4 Novembre 2025
/ 4.11.2025

La corsa a ostacoli della green economy europea tra Usa e Cina

L’Europa, per non restare spettatrice, deve difendere la propria capacità industriale e ridurre i divari interni, a partire da quelli energetici

La fotografia della green economy europea è quella di un continente in bilico tra ambizione e incertezza. L’Italia ne incarna bene i contrasti: emissioni che calano troppo lentamente, consumi energetici ancora in aumento, mobilità dominata dall’auto privata, ma anche buone prestazioni nella produzione elettrica da rinnovabili e nell’economia circolare. È il ritratto che emerge dagli Stati Generali della Green Economy 2025, dove la sfida non è solo interna: tra le contraddizioni Usa (da una parte il negazionismo climatico di Trump, dall’altra investimenti green ancora consistenti da parte delle imprese) e la Cina che domina la catena globale delle tecnologie pulite, l’Europa rischia di restare schiacciata nel mezzo.

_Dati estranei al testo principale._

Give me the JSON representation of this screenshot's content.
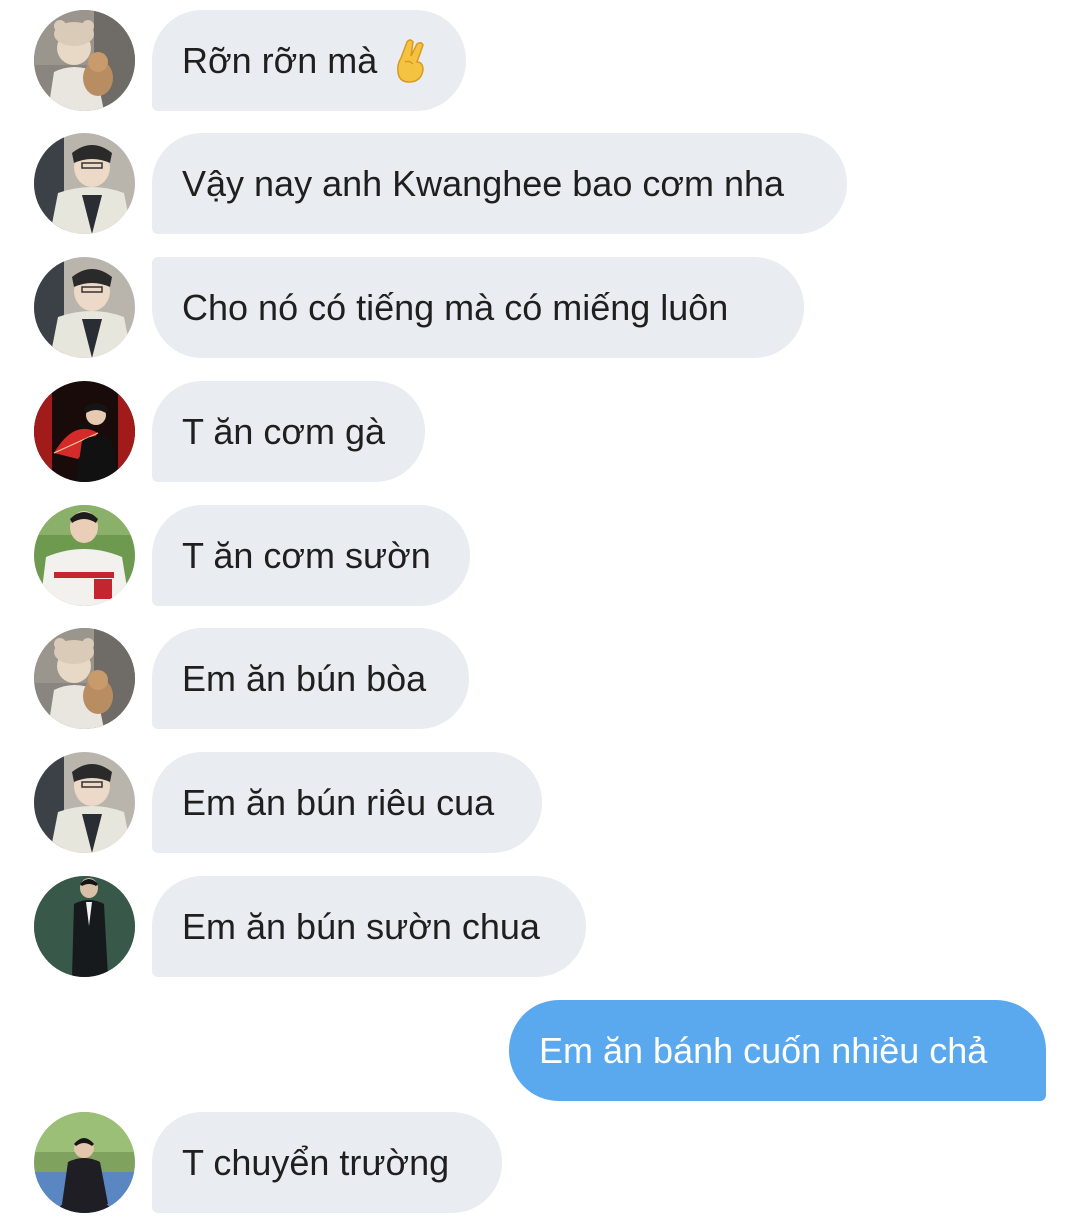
{
  "messages": [
    {
      "text": "Rỡn rỡn mà",
      "emoji": "crossed-fingers-icon",
      "direction": "incoming",
      "avatar": "user-bear-hat"
    },
    {
      "text": "Vậy nay anh Kwanghee bao cơm nha",
      "direction": "incoming",
      "avatar": "user-cardigan"
    },
    {
      "text": "Cho nó có tiếng mà có miếng luôn",
      "direction": "incoming",
      "avatar": "user-cardigan"
    },
    {
      "text": "T ăn cơm gà",
      "direction": "incoming",
      "avatar": "user-red-fan"
    },
    {
      "text": "T ăn cơm sườn",
      "direction": "incoming",
      "avatar": "user-baseball-jersey"
    },
    {
      "text": "Em ăn bún bòa",
      "direction": "incoming",
      "avatar": "user-bear-hat"
    },
    {
      "text": "Em ăn bún riêu cua",
      "direction": "incoming",
      "avatar": "user-cardigan"
    },
    {
      "text": "Em ăn bún sườn chua",
      "direction": "incoming",
      "avatar": "user-black-suit"
    },
    {
      "text": "Em ăn bánh cuốn nhiều chả",
      "direction": "outgoing"
    },
    {
      "text": "T chuyển trường",
      "direction": "incoming",
      "avatar": "user-outdoor-court"
    }
  ],
  "colors": {
    "incoming_bubble": "#e9ecf0",
    "outgoing_bubble": "#5aa8ee",
    "incoming_text": "#1f1f1f",
    "outgoing_text": "#ffffff"
  }
}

Il continente che ha inventato la transizione

L’Unione europea è stata la prima potenza economica a costruire un impianto normativo per la neutralità climatica, dal Green Deal al Fit for 55. Ma oggi paga un prezzo: la lentezza burocratica, le divisioni tra Stati membri e la mancanza di un vero mercato unico per le materie prime seconde rallentano la corsa. Mentre gli Stati Uniti attraggono imprese europee con sussidi generosi e semplificazioni dell’Inflation Reduction Act, la Cina ha consolidato una posizione dominante in pannelli solari, batterie e veicoli elettrici. Pechino produce l’80% delle celle fotovoltaiche mondiali e guida l’intera filiera delle terre rare. L’Europa, che ha posto l’ambiente al centro della sua identità politica, rischia di perdere il controllo economico della transizione che ha ispirato.

L’Italia nel mosaico europeo

Nel 2024 le rinnovabili in Italia hanno coperto il 49% della produzione elettrica nazionale, in linea con l’obiettivo del 70% al 2030 fissato dal Pniec, ma la dipendenza energetica resta alta e il rallentamento delle nuove installazioni nel 2025 fa suonare un campanello d’allarme. Edo Ronchi, presidente della Fondazione per lo Sviluppo Sostenibile, ha ricordato che “per l’Italia, al centro dell’hot-spot climatico del Mediterraneo, la transizione energetica e climatica è di vitale importanza”. Le città italiane si stanno muovendo — tra progetti Pnrr, mobilità dolce e riforestazione urbana — ma con i fondi europei in esaurimento, nel 2026 il rischio è di interrompere la spinta proprio mentre i dati climatici peggiorano.

L’economia circolare, invece, è la nota più brillante: l’Italia guida i grandi Paesi Ue per produttività delle risorse e riciclo dei materiali, ma il crollo del mercato delle plastiche riciclate mostra che anche le eccellenze possono incepparsi se manca una regia europea.

Tra due modelli opposti

Negli Stati Uniti la strategia verde è ancora trainata dall’intervento pubblico: 370 miliardi di dollari in incentivi diretti alle imprese, che hanno scatenato una corsa agli investimenti e riportato sul suolo americano produzioni strategiche. In Cina, lo Stato controlla e orienta interamente la filiera industriale della transizione. L’Europa invece procede per direttive e regolamenti, ma senza una spinta economica pubblica sufficiente. Gli investimenti restano frammentati e il rischio di delocalizzazione cresce: non a caso, molte aziende europee del fotovoltaico e dell’eolico stanno spostando la produzione oltreoceano.

Serve un cambio di passo, riconosce anche il ministro italiano dell’Ambiente Gilberto PichettoFratin: “L’Italia, con le sue leadership in settori fondamentali come l’economia circolare, ha le carte in regola per essere nel gruppo di testa di un’Europa che guardi alla transizione in modo realistico e pragmatico”. Ma realismo oggi significa anche competere.

La corsa che decide il futuro

La green economy non è più un orizzonte etico: è il terreno della competizione globale. L’Europa, per non restare spettatrice, deve difendere la propria capacità industriale e ridurre i divari interni, a partire da quelli energetici. L’Italia può giocare un ruolo strategico se trasforma le sue buone pratiche — dall’agricoltura biologica al riciclo avanzato — in un vantaggio competitivo condiviso con l’Europa mediterranea.